The biomaterial is based on a hydrogel that Christman’s lab developed. [Image courtesy of UCSD]
Researchers at the University of California San Diego (UCSD) developed a new biomaterial that promotes cell and tissue repair.
The injectable biomaterial reduces inflammation and promotes repair, the UCSD researchers say. Testing proved it effective in treating tissue damage caused by heart attacks in both rodent and large animal models. Researchers also provided proof of concept in a rodent model that the biomaterial could benefit patients with traumatic brian injury and pulmonary arterial hypertension.
Karen Christman, professor of bioengineering at UCSD, and lead researcher on the team that developed the material, said they could begin a study on the biomaterial’s safety and efficacy in human subjects within 1-2 years. The team presented its findings in the Dec. 29 issue of Nature Biomedical Engineering.
“This biomaterial allows for treating damaged tissue from the inside out,” said Christman. “It’s a new approach to regenerative engineering.”
UCSD researchers said no established treatment exists for repairing the damage to cardiac tissue caused by heart attacks.
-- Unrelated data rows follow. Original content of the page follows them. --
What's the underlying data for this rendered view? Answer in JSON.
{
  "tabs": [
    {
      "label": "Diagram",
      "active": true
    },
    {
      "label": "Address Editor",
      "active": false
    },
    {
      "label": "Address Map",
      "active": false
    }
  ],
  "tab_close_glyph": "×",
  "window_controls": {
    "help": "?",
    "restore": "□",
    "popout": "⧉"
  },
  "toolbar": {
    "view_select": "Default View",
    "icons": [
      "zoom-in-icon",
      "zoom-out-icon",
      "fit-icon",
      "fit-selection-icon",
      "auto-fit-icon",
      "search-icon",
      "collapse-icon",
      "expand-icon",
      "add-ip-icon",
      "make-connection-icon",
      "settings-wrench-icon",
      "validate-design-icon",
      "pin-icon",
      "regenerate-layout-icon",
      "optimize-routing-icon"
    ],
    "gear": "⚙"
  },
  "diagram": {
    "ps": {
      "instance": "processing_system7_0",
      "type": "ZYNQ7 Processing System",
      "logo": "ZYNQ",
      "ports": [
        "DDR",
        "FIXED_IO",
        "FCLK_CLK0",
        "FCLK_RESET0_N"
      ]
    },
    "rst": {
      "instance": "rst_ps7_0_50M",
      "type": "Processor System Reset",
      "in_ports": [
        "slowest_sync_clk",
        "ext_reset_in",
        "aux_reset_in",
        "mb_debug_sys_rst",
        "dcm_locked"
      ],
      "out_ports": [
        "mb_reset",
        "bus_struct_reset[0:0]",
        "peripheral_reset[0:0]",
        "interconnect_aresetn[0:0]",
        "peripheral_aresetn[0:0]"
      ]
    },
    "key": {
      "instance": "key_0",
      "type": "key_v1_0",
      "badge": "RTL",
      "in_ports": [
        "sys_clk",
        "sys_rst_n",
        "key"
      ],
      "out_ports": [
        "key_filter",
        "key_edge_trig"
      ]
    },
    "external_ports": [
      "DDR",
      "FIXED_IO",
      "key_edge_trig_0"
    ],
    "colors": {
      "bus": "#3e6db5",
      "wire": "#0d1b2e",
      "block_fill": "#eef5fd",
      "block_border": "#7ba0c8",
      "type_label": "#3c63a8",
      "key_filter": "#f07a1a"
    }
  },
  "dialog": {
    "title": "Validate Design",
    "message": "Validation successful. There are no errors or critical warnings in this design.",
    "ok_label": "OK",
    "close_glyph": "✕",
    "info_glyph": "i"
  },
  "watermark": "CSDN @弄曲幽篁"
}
The development of scar tissue can diminish muscle function and lead to congestive heart failure.
“Coronary artery disease, acute myocardial infarction, and congestive heart failure continue to be the most burdensome public health problems affecting our society today,” said Dr. Ryan R. Reeves, a physician in the division of cardiovascular medicine at UCSD Health. “As an interventional cardiologist, who treats patients with coronary artery disease and congestive heart failure on a daily basis, I would love to have another therapy to improve patient outcomes and reduce debilitating symptoms.”
How the UCSD team got here
Christman previously led a team that developed a hydrogel made from the natural scaffolding of cardiac muscle tissue — extracellular matrix. This can be injected into damaged heart muscle tissue via catheter, with the gel forming a scaffold in damaged areas of the heart. That encourages new cell growth and repair.
However, because it must be injected directly into heart muscle, it can only be used a week or more after a heart attack. According to UCSD, any sooner and it would risk damage because of the needle-based injection procedure.
To develop a treatment ready for administration immediately following a heart attack, the UCSD team developed a biomaterial for infusion into a blood vessel. It can be done in a vessel in the heart at the same time as other treatments like angioplasty or a stent. Intravenous injection also represents an option with the biomaterial.
According to the UCSD team, an advantage of the new material comes through even distribution through damaged tissue. This happens because of the infusion/intravenous injection. Hydrogel injected via catheter remains in specific locations without spreading out.
“We sought to design a biomaterial therapy that could be delivered to difficult-to-access organs and tissues, and we came up with the method to take advantage of the bloodstream – the vessels that already supply blood to these organs and tissues,” said Martin Spang, the paper’s first author, who earned his Ph.D. in Christman’s group in the Shu Chien-Gene Lay Department of Bioengineering at the UC San Diego Jacobs School of Engineering.
About the biomaterial
According to the researchers, the particle size in the hydrogel posed a problem. It was too big to target leaky blood vessels. So, Spang put the liquid precursor of the hydrogel through a centrifuge to allow for sifting out bigger particles and keeping only nano-sized particles.
The researchers then put the resulting material through dialysis and sterile filtering before freeze-drying. They added sterile water to the final powder, resulting in a biomaterial ready for intravenous injection or infusion into a coronary artery.
In rodent testing, the UCSD team expected the material to pass through blood vessels and into the tissue. However, the biomaterial bound to endothelial cells in blood vessels, closing the gaps developed after heart attacks. This accelerated the healing of the blood vessels, reducing inflammation. Similar results came through in a porcine model.
The team successfully tested its hypothesis that the same biomaterial could target other inflammation types in rodents. These include traumatic brain injury and pulmonary arterial hypertension. The team plans to undertake further preclinical studies for these conditions.
“While the majority of work in this study involved the heart, the possibilities of treating other difficult-to-access organs and tissues can open up the field of biomaterials/tissue engineering into treating new diseases,” Spang said.
Christman and Ventrix Bio — a startup she founded — plan to ask for FDA authorization to conduct a study in humans for the biomaterial. They expect such trials for treating heart conditions to begin in one or two years.